Cell Tower Records Require a Warrant

Referring to cellphone data as an “exhaustive chronicle of location information casually collected by wireless carriers,” the Supreme Court of the United States has ruled that a defendant’s cell-site location information (CSLI) is off limits to the government unless it gets a search warrant.

This significant ruling changes a common practice of prosecutors obtaining defendants’ CSLI records via court order under the Stored Communications Act. Under that Act, the government has to show it has reasonable grounds to view an individual’s CSLI records and that the records could be relevant to an ongoing investigation.

Obtaining a search warrant, on the other hand, requires the government to show probable cause.

The Court noted the significant privacy intrusion that comes from the hour-by-hour documentation of a person’s movements through their CSLI.

In its ruling, the Court wrote, “(W)hen the Government tracks the location of a cell phone it achieves near perfect surveillance, as if it had attached an ankle monitor to the phone’s user.”

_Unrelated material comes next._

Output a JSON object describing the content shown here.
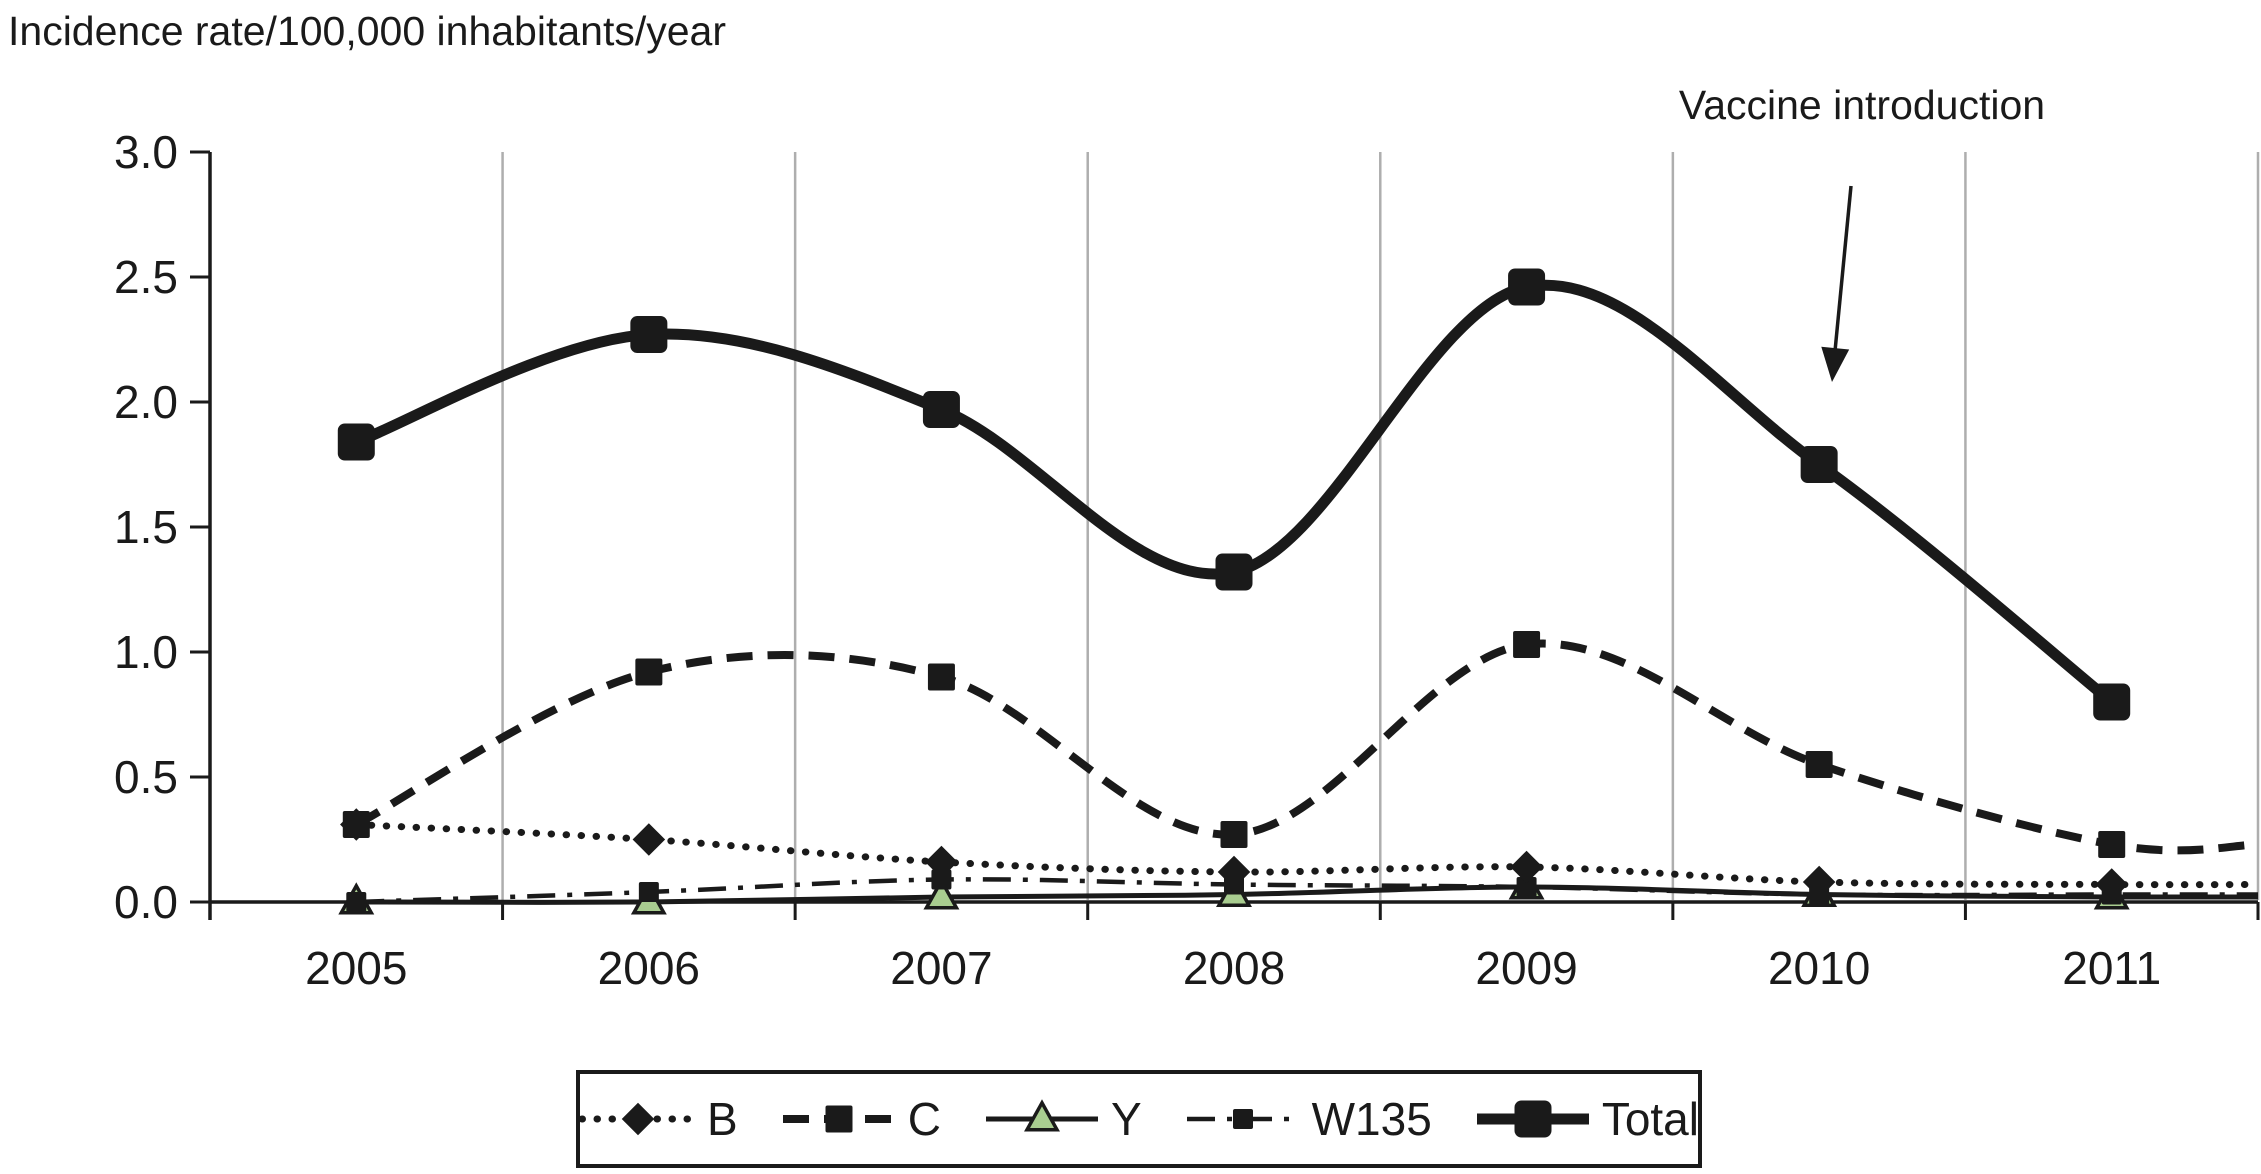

The Court stated further, “Moreover, the retrospective quality of the data here gives police access to a category of information otherwise unknowable. In the past, attempts to reconstruct a person’s movements were limited by a dearth of records and the frailties of recollection. With access to CSLI, the Government can now travel back in time to retrace a person’s whereabouts, subject only to the retention polices of the wireless carriers, which currently maintain records for up to five years.”

“Whoever the suspect turns out to be, he has effectively been tailed every moment of every day for five years, and the police may—in the Government’s view—call upon the results of that surveillance without regard to the constraints of the Fourth Amendment. Only the few without cell phones could escape this tireless and absolute surveillance.”

Gathering a p[erson's cell site location information requires a search warrant.

The Court had already acknowledged that individuals have a “reasonable expectation of privacy in the whole of their physical movements,” and said that permitting the government to have CSLI records violates that expectation.

“Before compelling a wireless carrier to turn over a subscriber’s CSLI, the Government’s obligation is a familiar one—get a warrant,” the Court wrote.